Despite powering only a handful of handsets available on the market, Android has already had a significant impact on the competitive landscape in smartphones. Looking at its primary rivals that run on a variety of hardware from multiple manufacturers, Android has provided a free and highly customizable licensed challenge to Windows Mobile, And competition with the Google-developed mobile operating system may have also provided the final push of Symbian into the world of open source.
Just because Android has turned the tables, though, does not mean it should be used on devices that rest on them. Recently, the infatuation with Android has led to much speculation and supplication regarding the operating system as an alternative on netbooks and less proven "gaptops" that live between the smartphone and the notebook. But while blazing benchmarks may erase any speed records set by netbooks running Windows, they can't erase what amounts to a weak case for Android on these devices.

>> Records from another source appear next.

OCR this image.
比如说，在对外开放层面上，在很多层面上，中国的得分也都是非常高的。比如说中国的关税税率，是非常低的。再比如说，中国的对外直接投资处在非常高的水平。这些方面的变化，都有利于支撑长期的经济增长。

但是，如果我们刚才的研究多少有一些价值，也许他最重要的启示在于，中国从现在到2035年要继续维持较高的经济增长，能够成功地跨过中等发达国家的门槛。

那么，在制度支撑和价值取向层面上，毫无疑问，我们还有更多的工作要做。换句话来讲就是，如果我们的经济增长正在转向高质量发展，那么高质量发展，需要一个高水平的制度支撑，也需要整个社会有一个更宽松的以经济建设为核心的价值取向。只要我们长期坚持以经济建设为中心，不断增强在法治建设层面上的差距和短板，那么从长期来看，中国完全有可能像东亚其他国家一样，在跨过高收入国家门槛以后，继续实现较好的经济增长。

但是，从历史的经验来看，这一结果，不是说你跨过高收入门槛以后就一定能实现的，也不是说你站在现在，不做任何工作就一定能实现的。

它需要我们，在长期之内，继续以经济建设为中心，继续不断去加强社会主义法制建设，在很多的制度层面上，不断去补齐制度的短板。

Recent history shows that the overwhelming majority of consumers want Windows on their netbooks. This has become especially true as the market has shifted from the quasi-appliance like original Asus Eee, with its suboptimal 7" screen, to most netbooks running 10" and now even larger screens and vendors such as Dell and HP that are pillars of the Windows hardware world have grabbed market share. Even these manufacturers have more to gain by going with their own twist on Linux. HP, for example, has created a unique and differentiated experience with its Linux environment for netbooks. It will take some time before various Android implementations are so unique. It's unclear why an Android-based netbook would fare much better than Linux-based netbooks have.